Violent protests in the Hungarian capital followed a leaked tape revealing that the country’s Socialist Prime Minister Ferenc Gyurcsany has misled voters in recent elections.
“We lied in the morning. We lied in the evening,” he said. “Hungarians want to live like those in the west, but they are unwilling to adopt the western norms.”
“We made people believe that they have nothing to do, that we will give them happiness as a gift.”
Gyurcsany is accused of lying over his election promises of tax cuts only then to impose €3.6bn in tax rises and welfare cuts after winning at the polls.
And, the latest row is set to fuel stiffer domestic opposition to deep cuts and welfare reforms Budapest must implement if Hungary is join the euro.
Hungary is running the EU’s highest budget deficit and on September 1 submitted a tough austerity package aimed at bringing Budapest into line with Brussels fiscal rules that underpin the euro.

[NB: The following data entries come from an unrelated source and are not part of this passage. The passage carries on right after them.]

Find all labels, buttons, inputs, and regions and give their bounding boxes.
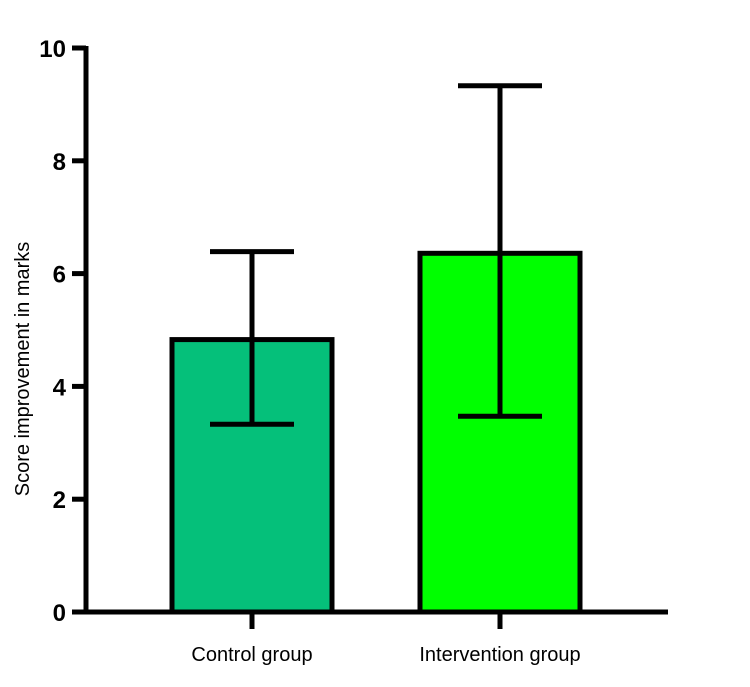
- x-tick-label: Control group: [191, 644, 312, 666]
- y-tick-label: 0: [53, 600, 66, 627]
- bars: [169, 250, 583, 615]
- y-tick-label: 8: [53, 149, 66, 176]
- y-tick-label: 6: [53, 262, 66, 289]
- y-axis-title: Score improvement in marks: [12, 242, 34, 497]
- x-tick-label: Intervention group: [419, 644, 580, 666]
- y-tick-label: 2: [53, 487, 66, 514]
- error-bars: [210, 83, 542, 427]
- y-axis-ticks: 0 2 4 6 8 10: [39, 36, 86, 627]
- x-axis-ticks: Control group Intervention group: [191, 612, 581, 666]
- y-tick-label: 4: [53, 374, 67, 401]
- y-tick-label: 10: [39, 36, 66, 63]
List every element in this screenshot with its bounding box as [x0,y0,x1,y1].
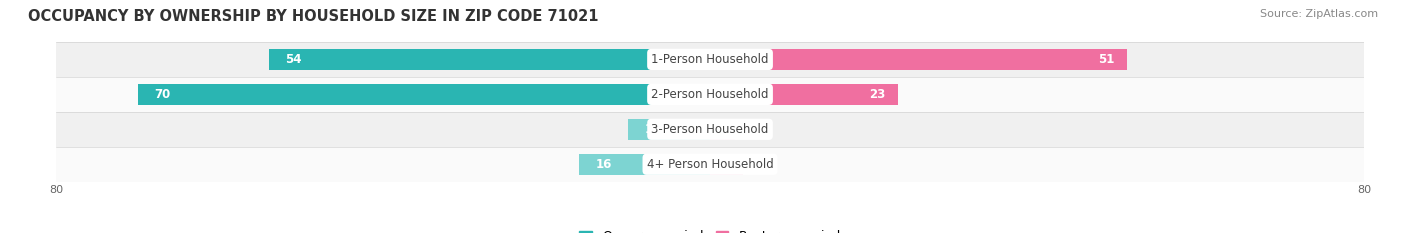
Text: 3-Person Household: 3-Person Household [651,123,769,136]
Bar [56,112,1364,147]
Bar [56,42,1364,77]
Bar [710,119,734,140]
Legend: Owner-occupied, Renter-occupied: Owner-occupied, Renter-occupied [575,225,845,233]
Bar [628,119,710,140]
Text: 70: 70 [155,88,170,101]
Text: 2-Person Household: 2-Person Household [651,88,769,101]
Bar [710,49,1126,70]
Bar [710,84,898,105]
Text: 4+ Person Household: 4+ Person Household [647,158,773,171]
Text: 51: 51 [1098,53,1115,66]
Bar [269,49,710,70]
Text: OCCUPANCY BY OWNERSHIP BY HOUSEHOLD SIZE IN ZIP CODE 71021: OCCUPANCY BY OWNERSHIP BY HOUSEHOLD SIZE… [28,9,599,24]
Text: 16: 16 [596,158,612,171]
Text: 1-Person Household: 1-Person Household [651,53,769,66]
Text: 4: 4 [755,158,762,171]
Text: 3: 3 [747,123,754,136]
Bar [579,154,710,175]
Bar [56,147,1364,182]
Text: 23: 23 [869,88,886,101]
Bar [138,84,710,105]
Text: Source: ZipAtlas.com: Source: ZipAtlas.com [1260,9,1378,19]
Text: 10: 10 [644,123,661,136]
Text: 54: 54 [285,53,301,66]
Bar [56,77,1364,112]
Bar [710,154,742,175]
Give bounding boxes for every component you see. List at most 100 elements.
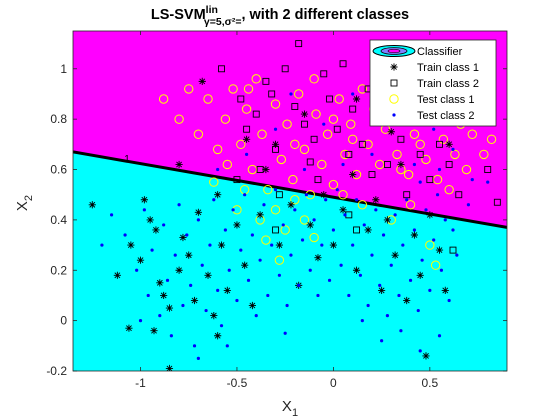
- test-class-2-point: [385, 313, 390, 318]
- test-class-1-point: [220, 114, 231, 124]
- test-class-1-point: [392, 149, 402, 160]
- test-class-2-point: [360, 319, 364, 323]
- class1-region: [73, 151, 507, 371]
- train-class-1-point: [410, 231, 419, 239]
- test-class-1-point: [280, 225, 290, 235]
- train-class-1-point: [175, 160, 183, 169]
- test-class-1-point: [421, 154, 431, 165]
- axis-ticks: -1 -0.5 0 0.5 -0.2 0 0.2 0.4 0.6 0.8 1: [46, 31, 507, 390]
- test-class-2-point: [435, 193, 440, 197]
- train-class-1-point: [391, 251, 399, 259]
- test-class-2-point: [189, 283, 193, 287]
- legend-test-class-2-marker: [392, 113, 396, 117]
- test-class-2-point: [437, 334, 442, 338]
- train-class-2-point: [368, 171, 376, 179]
- test-class-2-point: [378, 283, 382, 287]
- test-class-2-point: [216, 288, 220, 293]
- train-class-1-point: [140, 196, 148, 204]
- y-tick-label: 0: [60, 314, 67, 328]
- test-class-2-point: [235, 298, 239, 303]
- test-class-1-point: [403, 169, 414, 180]
- train-class-1-point: [271, 140, 280, 148]
- train-class-1-point: [214, 332, 222, 340]
- test-class-1-point: [409, 129, 420, 139]
- decision-boundary-line: [73, 150, 507, 229]
- test-class-1-point: [209, 177, 219, 187]
- x-tick-label: 0: [330, 376, 337, 390]
- train-class-2-point: [436, 140, 443, 148]
- test-class-2-point: [165, 278, 170, 282]
- train-class-2-point: [416, 150, 424, 158]
- test-class-1-point: [374, 159, 385, 170]
- test-class-1-point: [444, 184, 454, 195]
- train-class-1-point: [397, 160, 405, 169]
- test-class-2-point: [246, 278, 251, 282]
- train-class-2-point: [281, 65, 289, 73]
- test-class-2-point: [424, 208, 428, 212]
- chart-title-main: LS-SVM: [151, 7, 206, 23]
- train-class-2-point: [252, 110, 260, 118]
- train-class-2-point: [275, 191, 283, 199]
- test-class-2-point: [225, 344, 229, 348]
- test-class-1-point: [203, 94, 213, 104]
- test-class-1-point: [415, 139, 425, 150]
- test-class-2-point: [339, 263, 343, 267]
- test-class-1-point: [293, 89, 304, 99]
- train-class-1-point: [233, 221, 241, 229]
- test-class-2-point: [285, 303, 289, 308]
- train-class-2-point: [306, 158, 314, 166]
- train-class-2-point: [295, 40, 303, 48]
- train-class-1-point: [441, 286, 449, 295]
- train-class-2-point: [262, 77, 270, 85]
- test-class-2-point: [273, 188, 278, 192]
- train-class-1-point: [223, 286, 231, 295]
- test-class-2-point: [316, 293, 320, 298]
- test-class-2-point: [304, 193, 308, 197]
- test-class-1-point: [212, 144, 223, 155]
- train-class-2-point: [345, 150, 353, 158]
- test-class-1-point: [158, 94, 169, 104]
- contour-label: 1: [124, 154, 130, 165]
- legend-classifier-marker: [372, 45, 416, 57]
- test-class-2-point: [366, 303, 370, 308]
- test-class-1-point: [243, 84, 254, 94]
- test-class-1-point: [347, 134, 358, 144]
- chart-title: LS-SVMlin γ=5,σ²=, with 2 different class…: [151, 4, 409, 28]
- train-class-1-point: [136, 256, 145, 264]
- test-class-2-point: [412, 162, 417, 167]
- test-class-2-point: [223, 228, 227, 232]
- train-class-2-point: [353, 226, 360, 234]
- test-class-2-point: [227, 268, 231, 272]
- train-class-1-point: [160, 291, 168, 300]
- train-class-1-point: [217, 241, 226, 249]
- test-class-2-point: [196, 356, 200, 361]
- train-class-1-point: [198, 77, 206, 85]
- train-class-1-point: [190, 296, 199, 305]
- legend-test-class-2-label: Test class 2: [417, 110, 474, 122]
- train-class-1-point: [383, 216, 392, 224]
- test-class-1-point: [276, 154, 287, 165]
- test-class-2-point: [455, 253, 459, 257]
- test-class-1-point: [263, 184, 273, 195]
- test-class-2-point: [262, 203, 266, 207]
- test-class-1-point: [282, 119, 292, 129]
- y-tick-label: 0.2: [50, 263, 67, 277]
- test-class-2-point: [432, 238, 436, 242]
- scatter-points: [88, 40, 501, 371]
- axes-box: [72, 30, 508, 372]
- train-class-1-point: [364, 226, 372, 234]
- train-class-1-point: [403, 296, 411, 305]
- test-class-2-point: [374, 208, 378, 212]
- train-class-2-point: [339, 60, 347, 68]
- test-class-1-point: [309, 74, 319, 84]
- test-class-1-point: [479, 149, 489, 160]
- test-class-2-point: [418, 180, 422, 184]
- test-class-2-point: [258, 258, 262, 262]
- test-class-2-point: [162, 223, 166, 227]
- test-class-1-point: [405, 200, 416, 210]
- test-class-1-point: [228, 84, 238, 94]
- train-class-1-point: [179, 233, 187, 242]
- y-tick-label: 0.8: [50, 112, 67, 126]
- test-class-1-point: [334, 94, 344, 104]
- test-class-2-point: [416, 308, 420, 313]
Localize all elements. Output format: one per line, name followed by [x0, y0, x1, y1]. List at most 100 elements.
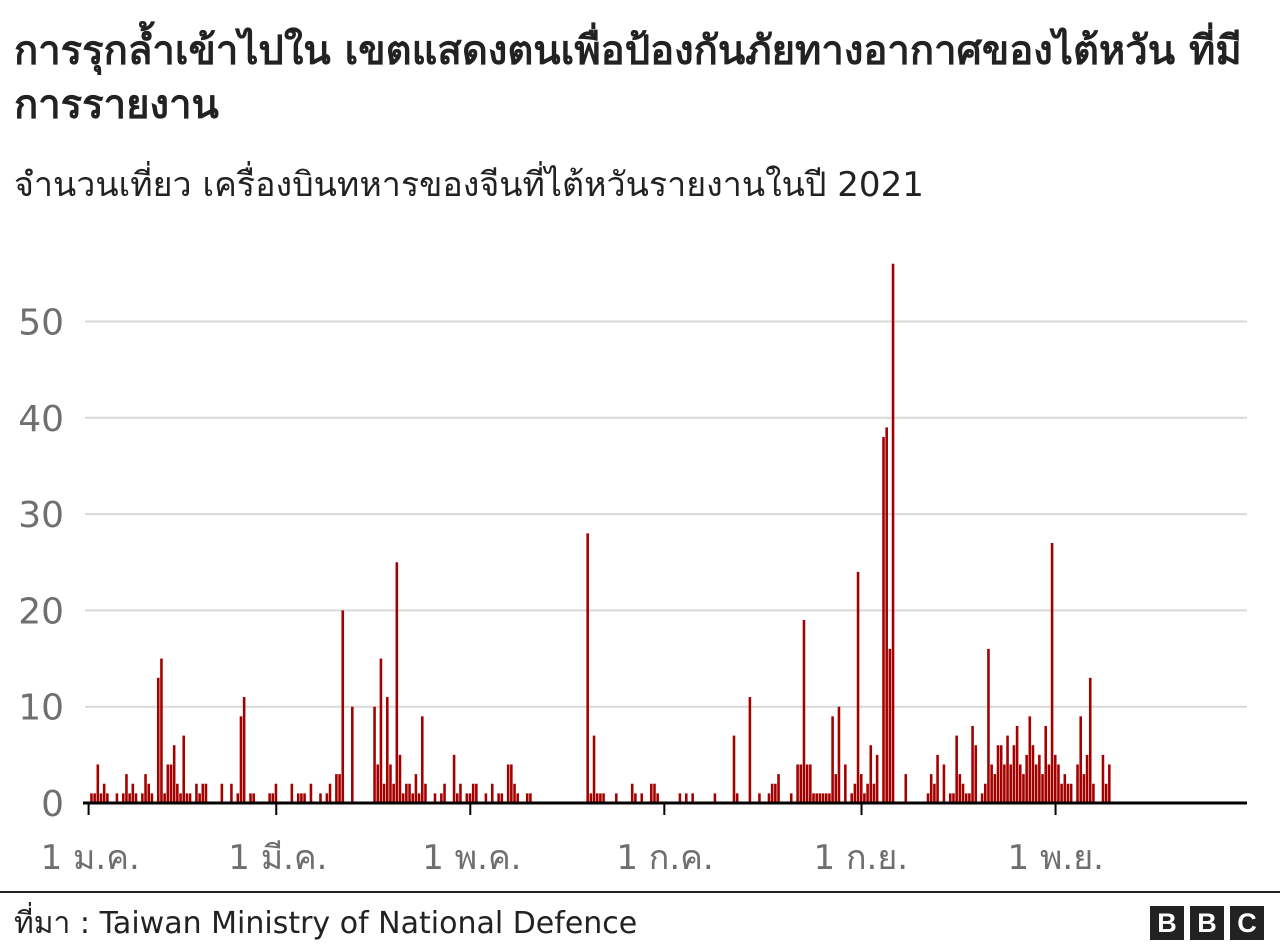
bar	[1088, 677, 1092, 803]
bar	[828, 793, 831, 803]
bar	[1018, 764, 1022, 803]
bar	[201, 783, 205, 803]
bar	[459, 783, 462, 803]
bar	[713, 793, 717, 803]
x-tick-label: 1 ก.ค.	[616, 838, 713, 878]
bar	[802, 620, 806, 803]
bar	[602, 793, 605, 803]
bar	[815, 793, 818, 803]
bar	[758, 793, 761, 803]
x-tick-label: 1 มี.ค.	[228, 838, 327, 878]
bar	[195, 783, 198, 803]
bar	[500, 793, 504, 803]
bar	[455, 793, 459, 803]
bar	[1028, 716, 1032, 803]
bar	[160, 658, 163, 803]
bar	[831, 716, 834, 803]
bar	[150, 793, 154, 803]
bar	[106, 793, 109, 803]
bar	[382, 783, 386, 803]
bar	[844, 764, 847, 803]
bar	[156, 677, 160, 803]
bar	[875, 754, 879, 803]
logo-letter: B	[1190, 906, 1224, 940]
bar	[182, 735, 185, 803]
bar	[1041, 774, 1044, 803]
bar	[1050, 542, 1054, 803]
bar	[125, 774, 128, 803]
bar	[929, 774, 933, 803]
bar	[615, 793, 618, 803]
bar	[236, 793, 240, 803]
bar	[1012, 745, 1016, 803]
bar	[859, 774, 863, 803]
bar	[90, 793, 93, 803]
y-tick-label: 20	[18, 591, 64, 632]
bar	[179, 793, 182, 803]
bar	[968, 793, 971, 803]
bar	[147, 783, 151, 803]
bar	[809, 764, 812, 803]
bar	[812, 793, 815, 803]
bar	[955, 735, 958, 803]
bar	[630, 783, 634, 803]
bar	[335, 774, 338, 803]
bar	[1108, 764, 1111, 803]
bar	[99, 793, 103, 803]
bar	[1015, 725, 1019, 803]
bar	[249, 793, 252, 803]
x-tick-label: 1 พ.ย.	[1008, 838, 1104, 878]
chart-subtitle: จำนวนเที่ยว เครื่องบินทหารของจีนที่ไต้หว…	[14, 165, 924, 205]
bar	[510, 764, 513, 803]
bar	[325, 793, 329, 803]
bar	[516, 793, 519, 803]
bar	[589, 793, 593, 803]
bar	[732, 735, 736, 803]
y-tick-label: 30	[18, 495, 64, 536]
bar	[926, 793, 930, 803]
bar	[420, 716, 424, 803]
bar	[328, 783, 332, 803]
bar	[475, 783, 478, 803]
logo-letter: B	[1150, 906, 1184, 940]
bar	[198, 793, 201, 803]
bar	[1047, 764, 1051, 803]
bar	[824, 793, 828, 803]
bar	[1038, 754, 1041, 803]
bar	[506, 764, 510, 803]
bbc-logo: B B C	[1150, 906, 1264, 940]
source-note: ที่มา : Taiwan Ministry of National Defe…	[14, 906, 638, 941]
bar	[952, 793, 955, 803]
x-tick-label: 1 พ.ค.	[422, 838, 521, 878]
bar	[949, 793, 952, 803]
bar	[1063, 774, 1067, 803]
bar	[650, 783, 653, 803]
bar	[1034, 764, 1038, 803]
bar	[468, 793, 472, 803]
bar	[525, 793, 529, 803]
bar	[777, 774, 780, 803]
y-tick-label: 50	[18, 303, 64, 344]
bar	[389, 764, 392, 803]
bar	[204, 783, 208, 803]
bar	[102, 783, 106, 803]
bar	[414, 774, 418, 803]
bar	[1060, 783, 1063, 803]
bar-chart: 0 10 20 30 40 50 1 ม.ค. 1 มี.ค. 1 พ.ค. 1 ก.ค. 1 ก.…	[18, 263, 1247, 878]
bar	[268, 793, 271, 803]
bar	[684, 793, 688, 803]
bar	[440, 793, 443, 803]
bar	[1079, 716, 1082, 803]
bar	[866, 783, 869, 803]
bar	[774, 783, 777, 803]
bar	[220, 783, 224, 803]
bar	[640, 793, 644, 803]
bar	[885, 427, 888, 803]
bar	[131, 783, 135, 803]
bar	[980, 793, 984, 803]
bar	[490, 783, 494, 803]
bar	[971, 725, 974, 803]
bar	[379, 658, 383, 803]
bar	[936, 754, 939, 803]
bar	[1006, 735, 1009, 803]
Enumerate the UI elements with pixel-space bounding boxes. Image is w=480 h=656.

The European commission has yet to approve or discuss Hungary’s euro convergence programme that aims to reduce a 10.1 per cent of GDP budget deficit in 2006 to 3.2 per cent in 2009.
“We are still analysing the programme, we did not expect the commission to decide until the end of September or the beginning of October,” said a commission spokeswoman.
“This will be an important step to set the framework for significant budgetary adjustment to redress imbalances… we do acknowledge that measures are obviously painful.”
The commission’s official spokeswoman stressed that Hungary’s fiscal programme would be judged on hard economic facts - and not questions surrounding the political probity of Gyurcsany.
“The events in Hungary are a matter for the democratic institutions in Hungary,” she said on Tuesday. “We are not in the role of making value judgements on individual governments.”